Earlier, Mr Read mounted a strong defence of Pfizer's record, rejecting complaints that it had a poor track record on maintaining jobs and investments, both in the UK and elsewhere.
Adrian Bailey, chairman of the Business Committee, asked Mr Read to respond to claims that Pfizer was like a "praying mantis" and a "shark that needs feeding".
Mr Read said he was "very proud" of his 35 years at the firm, describing it as a "company of high integrity focused on patients and delivering drugs to patients".
He said he was not concerned about an attack on the company by Swedish Prime Minister Fredrik Reinfeldt, who referred to "negative experiences" after Pfizer took over Pharmacia.
Mr Read said the comments were based on a "misunderstanding of the facts" over strategy and a promise to build a factory only if a product got regulatory approval. "Having set the facts right, I'm not concerned" by the comments, he said.
He added that a merged Pfizer-Astra would mean research expenditure would be lower than that of the two separate companies. This, he said, was because one of the drivers of the proposed deal was to increase efficiency in order to keep both firms competitive in an increasingly tough marketplace.
"Our commitment is to base 20% of our global research and development in the UK," he said. But without more due diligence on AstraZeneca's books "I can't tell you today how many people we are going to have in R&D," he added.
But the final jobs number would be "substantial", Mr Read promised. "I have not seen AstraZeneca's books. Some things are sight-unseen. But the numbers will be substantial... We are a highly ethical company. Pfizer is a company that keeps its promises."
Committee member Mike Crockart asked why the UK Government should support a Pfizer bid, when "you have a reputation of being ruthless cost-cutters, and that seems to be borne out by what you have said today".
Mr Read replied that the takeover was "an opportunity to domicile the largest pharmaceutical company in the world, to bring the strength of the combined portfolios and to bring our financial strength into the UK and globally.
"I think it will strengthen the scientific base in the UK, a company our size making these sorts of commitments."
'Not long enough'
Before the committee hearing, the President of the Royal Society, Prof Sir Paul Nurse, told the BBC that Pfizer's five-year commitment to maintain research and jobs was "vague" and insufficient.
Sir Paul, who has submitted written evidence to the committee, said: "Research is a long-term business. I have researched for 40 years of my life.

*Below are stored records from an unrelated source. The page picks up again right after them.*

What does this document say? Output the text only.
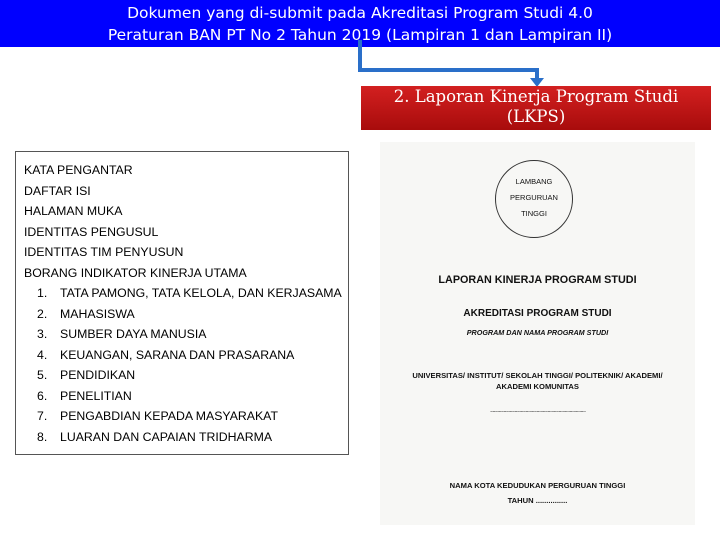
Dokumen yang di-submit pada Akreditasi Program Studi 4.0
Peraturan BAN PT No 2 Tahun 2019 (Lampiran 1 dan Lampiran II)
2. Laporan Kinerja Program Studi
(LKPS)
KATA PENGANTAR
DAFTAR ISI
HALAMAN MUKA
IDENTITAS PENGUSUL
IDENTITAS TIM PENYUSUN
BORANG INDIKATOR KINERJA UTAMA
1. TATA PAMONG, TATA KELOLA, DAN KERJASAMA
2. MAHASISWA
3. SUMBER DAYA MANUSIA
4. KEUANGAN, SARANA DAN PRASARANA
5. PENDIDIKAN
6. PENELITIAN
7. PENGABDIAN KEPADA MASYARAKAT
8. LUARAN DAN CAPAIAN TRIDHARMA
LAMBANG
PERGURUAN
TINGGI
LAPORAN KINERJA PROGRAM STUDI
AKREDITASI PROGRAM STUDI
PROGRAM DAN NAMA PROGRAM STUDI
UNIVERSITAS/ INSTITUT/ SEKOLAH TINGGI/ POLITEKNIK/ AKADEMI/ AKADEMI KOMUNITAS
..............................................................................
NAMA KOTA KEDUDUKAN PERGURUAN TINGGI
TAHUN ...............
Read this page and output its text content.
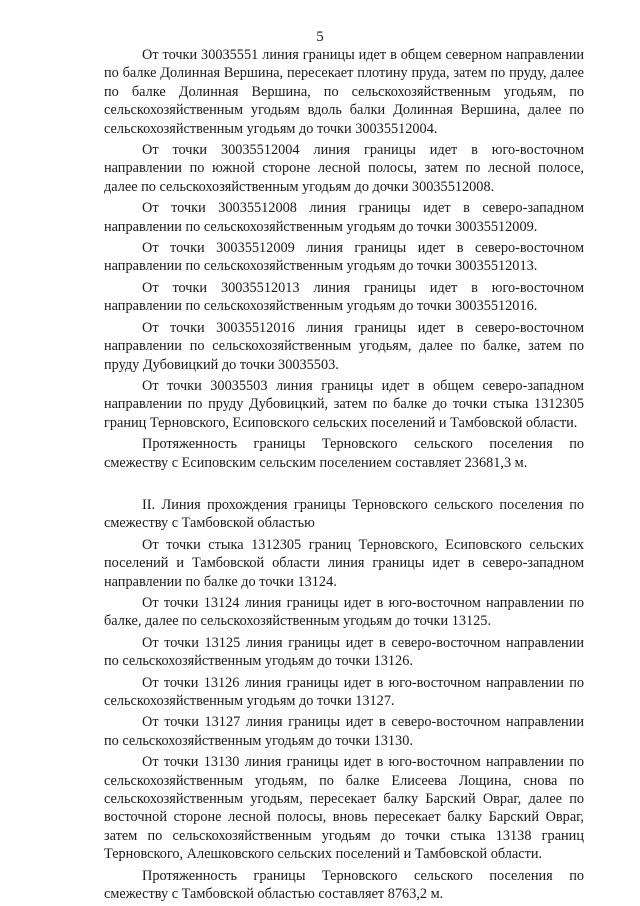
5

От точки 30035551 линия границы идет в общем северном направлении по балке Долинная Вершина, пересекает плотину пруда, затем по пруду, далее по балке Долинная Вершина, по сельскохозяйственным угодьям, по сельскохозяйственным угодьям вдоль балки Долинная Вершина, далее по сельскохозяйственным угодьям до точки 30035512004.

От точки 30035512004 линия границы идет в юго-восточном направлении по южной стороне лесной полосы, затем по лесной полосе, далее по сельскохозяйственным угодьям до дочки 30035512008.

От точки 30035512008 линия границы идет в северо-западном направлении по сельскохозяйственным угодьям до точки 30035512009.

От точки 30035512009 линия границы идет в северо-восточном направлении по сельскохозяйственным угодьям до точки 30035512013.

От точки 30035512013 линия границы идет в юго-восточном направлении по сельскохозяйственным угодьям до точки 30035512016.

От точки 30035512016 линия границы идет в северо-восточном направлении по сельскохозяйственным угодьям, далее по балке, затем по пруду Дубовицкий до точки 30035503.

От точки 30035503 линия границы идет в общем северо-западном направлении по пруду Дубовицкий, затем по балке до точки стыка 1312305 границ Терновского, Есиповского сельских поселений и Тамбовской области.

Протяженность границы Терновского сельского поселения по смежеству с Есиповским сельским поселением составляет 23681,3 м.

II. Линия прохождения границы Терновского сельского поселения по смежеству с Тамбовской областью

От точки стыка 1312305 границ Терновского, Есиповского сельских поселений и Тамбовской области линия границы идет в северо-западном направлении по балке до точки 13124.

От точки 13124 линия границы идет в юго-восточном направлении по балке, далее по сельскохозяйственным угодьям до точки 13125.

От точки 13125 линия границы идет в северо-восточном направлении по сельскохозяйственным угодьям до точки 13126.

От точки 13126 линия границы идет в юго-восточном направлении по сельскохозяйственным угодьям до точки 13127.

От точки 13127 линия границы идет в северо-восточном направлении по сельскохозяйственным угодьям до точки 13130.

От точки 13130 линия границы идет в юго-восточном направлении по сельскохозяйственным угодьям, по балке Елисеева Лощина, снова по сельскохозяйственным угодьям, пересекает балку Барский Овраг, далее по восточной стороне лесной полосы, вновь пересекает балку Барский Овраг, затем по сельскохозяйственным угодьям до точки стыка 13138 границ Терновского, Алешковского сельских поселений и Тамбовской области.

Протяженность границы Терновского сельского поселения по смежеству с Тамбовской областью составляет 8763,2 м.
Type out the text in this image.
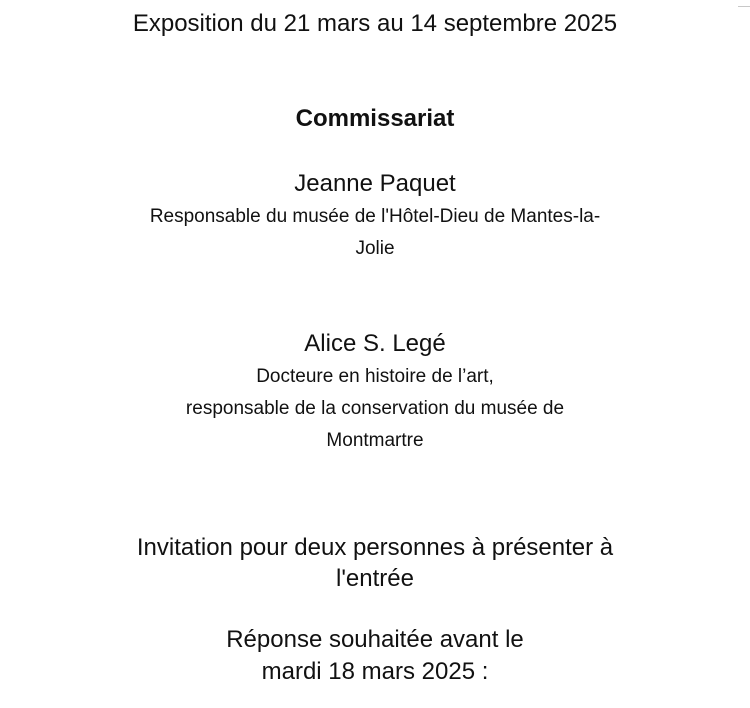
Exposition du 21 mars au 14 septembre 2025
Commissariat
Jeanne Paquet
Responsable du musée de l'Hôtel-Dieu de Mantes-la-
Jolie
Alice S. Legé
Docteure en histoire de l’art,
responsable de la conservation du musée de
Montmartre
Invitation pour deux personnes à présenter à
l'entrée
Réponse souhaitée avant le
mardi 18 mars 2025 :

I know that five years is not long enough term to be committed to.
"They need to look at a 10-year horizon at least if they are actually going to make an important impact on this area and produce the medicines that will help people."
On Tuesday, Pfizer turned up the pressure on AstraZeneca by outlining its takeover proposals to Astra's shareholders.

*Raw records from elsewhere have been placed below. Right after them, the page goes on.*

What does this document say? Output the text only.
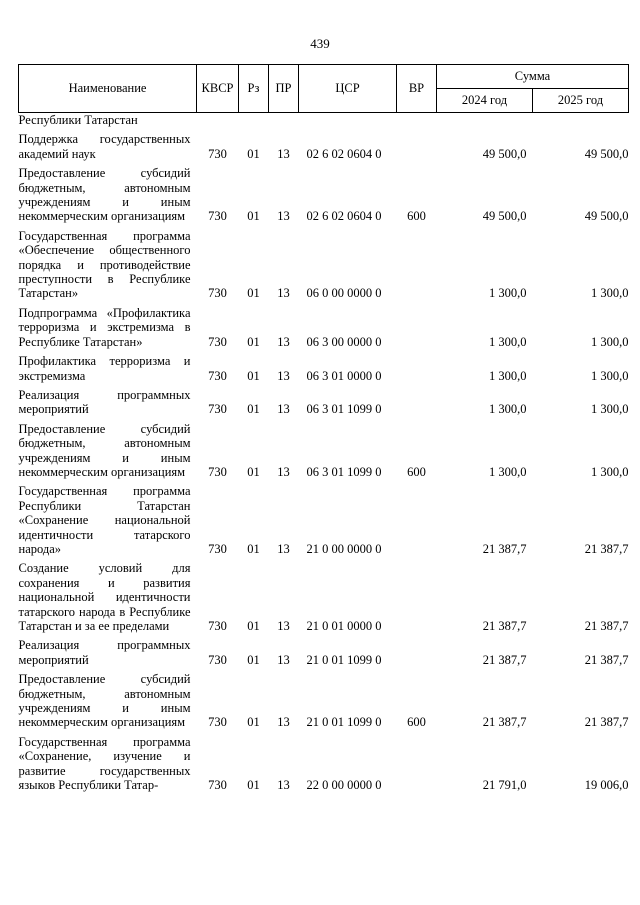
439
Наименование	КВСР	Рз	ПР	ЦСР	ВР	Сумма	
						2024 год	2025 год
Республики Татарстан							
Поддержка государственных академий наук	730	01	13	02 6 02 0604 0		49 500,0	49 500,0
Предоставление субсидий бюджетным, автономным учреждениям и иным некоммерческим организациям	730	01	13	02 6 02 0604 0	600	49 500,0	49 500,0
Государственная программа «Обеспечение общественного порядка и противодействие преступности в Республике Татарстан»	730	01	13	06 0 00 0000 0		1 300,0	1 300,0
Подпрограмма «Профилактика терроризма и экстремизма в Республике Татарстан»	730	01	13	06 3 00 0000 0		1 300,0	1 300,0
Профилактика терроризма и экстремизма	730	01	13	06 3 01 0000 0		1 300,0	1 300,0
Реализация программных мероприятий	730	01	13	06 3 01 1099 0		1 300,0	1 300,0
Предоставление субсидий бюджетным, автономным учреждениям и иным некоммерческим организациям	730	01	13	06 3 01 1099 0	600	1 300,0	1 300,0
Государственная программа Республики Татарстан «Сохранение национальной идентичности татарского народа»	730	01	13	21 0 00 0000 0		21 387,7	21 387,7
Создание условий для сохранения и развития национальной идентичности татарского народа в Республике Татарстан и за ее пределами	730	01	13	21 0 01 0000 0		21 387,7	21 387,7
Реализация программных мероприятий	730	01	13	21 0 01 1099 0		21 387,7	21 387,7
Предоставление субсидий бюджетным, автономным учреждениям и иным некоммерческим организациям	730	01	13	21 0 01 1099 0	600	21 387,7	21 387,7
Государственная программа «Сохранение, изучение и развитие государственных языков Республики Татар-	730	01	13	22 0 00 0000 0		21 791,0	19 006,0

Pfizer laid out the "strong strategic rationale" of the £63bn takeover plan.
Astra responded by calling Pfizer's takeover plan an "opportunistic attempt" to buy the company for a price that did not reflect the value of its "exciting pipeline" of new drugs.
Any deal would be the largest foreign takeover of a UK firm to date, but the proposal has revived memories of when US food giant Kraft abandoned jobs pledges after it bought Cadbury.